Préserver la zone humide et apporter de l'eau en complément
La mort tragique de Rémi Fraisse en 2014, lors d’une manifestation contre le barrage de Sivens, a conduit à l'abandon du projet initial de barrage. Alexandre Lesbats, membre du collectif, rappelle que ce projet agro-industriel est en contradiction avec un modèle agricole respectueux du territoire. Actuellement, le projet de territoire avance de manière collaborative, avec des réunions régulières.
« Les besoins en eau sont désormais évalués à 480 000 mètres cubes », explique Christian Pince de l’association L'Isle Environnement. Ces besoins se répartissent entre 340 000 m³ pour l'agriculture et 140 000 m³ pour réalimenter le Tescou en périodes de sécheresse. Ce diagnostic a été intégré au projet.
Une phase décisive se dessine : l'étude pour les ouvrages hydrauliques. Christian Pince insiste sur l'importance de trouver des solutions durables et locales, en proposant la création d'un petit lac en aval de la zone humide pour préserver cet écosystème tout en répondant aux besoins hydriques.

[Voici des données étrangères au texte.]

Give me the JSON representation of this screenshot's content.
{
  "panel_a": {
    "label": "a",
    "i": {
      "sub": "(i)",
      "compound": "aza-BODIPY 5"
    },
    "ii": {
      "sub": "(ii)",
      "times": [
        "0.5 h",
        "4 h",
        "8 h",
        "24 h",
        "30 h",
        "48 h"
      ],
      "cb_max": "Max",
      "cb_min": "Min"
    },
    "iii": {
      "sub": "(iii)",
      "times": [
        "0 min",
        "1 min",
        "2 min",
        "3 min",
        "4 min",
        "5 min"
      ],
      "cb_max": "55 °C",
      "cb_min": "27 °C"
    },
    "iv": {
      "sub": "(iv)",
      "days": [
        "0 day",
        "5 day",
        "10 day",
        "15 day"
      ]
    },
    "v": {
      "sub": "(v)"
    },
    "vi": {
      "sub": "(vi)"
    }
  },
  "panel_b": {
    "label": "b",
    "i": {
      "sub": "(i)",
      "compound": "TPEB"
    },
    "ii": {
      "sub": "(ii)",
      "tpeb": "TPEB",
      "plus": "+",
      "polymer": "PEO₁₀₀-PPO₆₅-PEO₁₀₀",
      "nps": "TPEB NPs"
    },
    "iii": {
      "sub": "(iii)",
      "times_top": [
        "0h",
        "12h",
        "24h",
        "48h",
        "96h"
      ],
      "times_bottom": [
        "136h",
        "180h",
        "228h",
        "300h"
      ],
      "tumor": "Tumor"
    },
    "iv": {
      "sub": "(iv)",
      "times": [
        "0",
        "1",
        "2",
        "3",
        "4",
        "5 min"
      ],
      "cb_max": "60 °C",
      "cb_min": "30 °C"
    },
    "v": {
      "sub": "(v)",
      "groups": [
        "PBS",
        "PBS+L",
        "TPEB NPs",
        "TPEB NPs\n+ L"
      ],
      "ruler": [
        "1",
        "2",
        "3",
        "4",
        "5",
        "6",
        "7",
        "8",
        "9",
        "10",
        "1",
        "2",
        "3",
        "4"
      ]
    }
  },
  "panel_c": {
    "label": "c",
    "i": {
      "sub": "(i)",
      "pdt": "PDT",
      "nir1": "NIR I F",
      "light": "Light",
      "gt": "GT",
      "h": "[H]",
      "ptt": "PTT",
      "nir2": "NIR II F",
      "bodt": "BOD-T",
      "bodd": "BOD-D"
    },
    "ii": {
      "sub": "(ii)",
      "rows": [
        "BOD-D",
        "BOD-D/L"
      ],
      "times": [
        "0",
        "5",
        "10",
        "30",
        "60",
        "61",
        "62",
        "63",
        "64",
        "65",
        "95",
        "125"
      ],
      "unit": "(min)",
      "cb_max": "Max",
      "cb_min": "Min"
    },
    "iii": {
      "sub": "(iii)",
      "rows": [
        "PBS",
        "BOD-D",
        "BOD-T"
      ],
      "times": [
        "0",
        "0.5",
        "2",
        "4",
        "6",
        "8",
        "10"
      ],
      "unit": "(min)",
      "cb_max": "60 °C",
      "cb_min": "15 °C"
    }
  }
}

Valoriser les retenues d'eau existantes et non utilisées
Le collectif Testet préconise une meilleure exploitation des retenues d'eau déjà présentes dans la vallée. Christian Pince souligne que l'État a recensé 316 retenues capables de stocker jusqu'à 5 millions de m³ d'eau. « Une seule retenue de 20 000 m³ peut soutenir un maraîcher sur deux hectares », insiste-t-il.
Le dialogue avec les agriculteurs est essentiel, surtout en période de crise. Alexandre Lesbats indique que le collectif travaille sur des scénarios permettant d’allier irrigation et durabilité, tout en envisageant un modèle agricole adapté aux ressources en eau : « Il est crucial d’orienter nos efforts vers une agriculture qui privilégie le marché local plutôt que l’exportation, tout en étant moins gourmande en eau », conclut-il.